Figure 8b demonstrates the combined electroosmotic and adverse pressure driven flow. Although all the values of velocities in this figure are positive, the observed velocity field before subtracting the electrophoretic velocity did indicate reverse flow, especially at the center of the channel. The pure electroosmotic flow is identical to the one in Fig. 8a at an electric field of 100 V/cm. If the pressure driven component were subtracted from the pure electroosmotic flow instead of being added in Fig. 8a, the results would look more like Fig. 8b. This means that Fig. 8a, b are almost symmetric about the horizontal line of pure electroosmotic flow velocity profile. The evidence of linear superposition of electrokinetic (electrophoretic velocity and electroosmotic velocity) and pressure driven flow indicates that the calculation in the PIV post-processing technique, such as ensemble averaging successfully eliminates Brownian motion effects. Mixed flow with an adverse pressure gradient requires careful testing of erroneous vectors if the total flow rate happens to be zero, since ambiguity of the flow direction sometimes creates errors in the PIV calculation. For this reason, three different magnitudes of pressure gradient were selected so that obvious reverse flow at the center of the channel was observed visually. It turns out that a relatively small pressure gradient can generate reverse flow in our experiment. This implies that the difference in elevation between inlet and outlet is sensitive to generation of pressure head if a micro scale pumping system is interconnected to meso scale devices.

6 Summary and conclusions

We have demonstrated pressure, electroosmotic, and mixed electroosmotic-pressure driven flow in a trapezoidal microchannel. A microscale particle velocimetry technique is used to measure the velocity for these conditions. Brownian motion effects are successfully reduced by applying an average correlation function over 40 experimental runs to the PIV measurements. The electrophoretic velocity of modified carboxyl seeding particles is measured to accurately quantify electroosmotic and mixed flows. In electrophoretic mobility measurement, the PDMS channel surfaces are dynamically coated with methylcellulose (1.1% w/w MC) to effectively suppress the electroosmotic flow. Two different buffer solutions (DI water and 100 mM borate buffer) are tested, and it is observed that higher pH value gives higher electrophoretic mobility. The linear relationship between the electric field and the electrophoretic velocity starts to breakdown if the magnitude of the electric field exceeds 300 V/cm.

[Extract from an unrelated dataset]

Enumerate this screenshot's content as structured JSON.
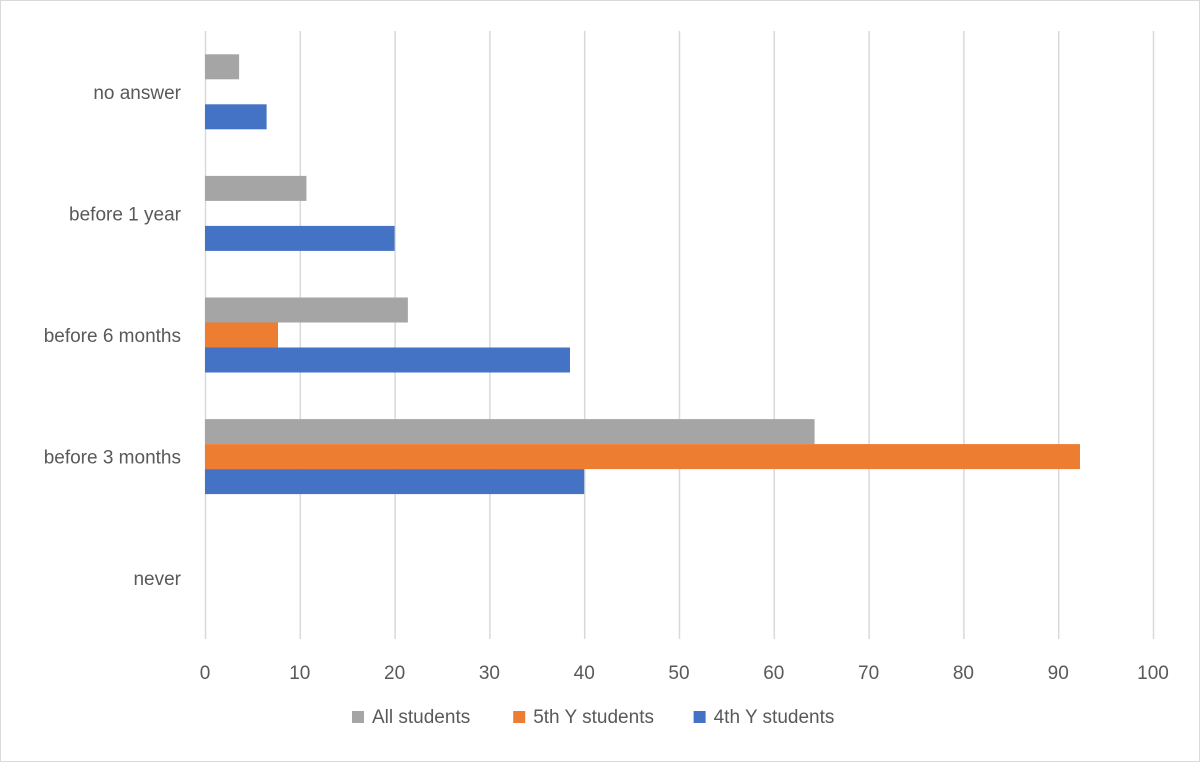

Three dimensional numerical results of pressure driven flow in a trapezoidal microchannel show a tapered-cosine averaged velocity profile. This unique characteristic of pressure driven velocity profile is experimentally verified by using in-house μPIV detection technique.

Electroosmotic velocity is obtained by subtracting pre-examined electrophoretic velocity from observed velocity field. Electroosmotic velocity profile is almost uniform and linearly proportional to the electric field regardless of channel dimensions. A modified PDMS surface activated by oxygen plasma enhances electroosmotic flow. Native PDMS, however, is more stable for longer periods of time, though the electroosmotic mobility is very low.

Finally, mixed electroosmotic and pressure driven flow is analyzed. Electroosmotic flow combined with a favorable pressure gradient provides higher pumping capabilities. On the other hand, mixed flow with an adverse pressure gradient showed reverse flow especially at the center of the channel. In both cases, numerical predictions match with experimental data nicely. The maximum deviation of velocity between experiments and predictions was 9 μm/s. Experimental results verify that the observed flow can be decomposed into electrophoretic, electroosmotic, and pressure driven flows after applying an ensemble averaging technique.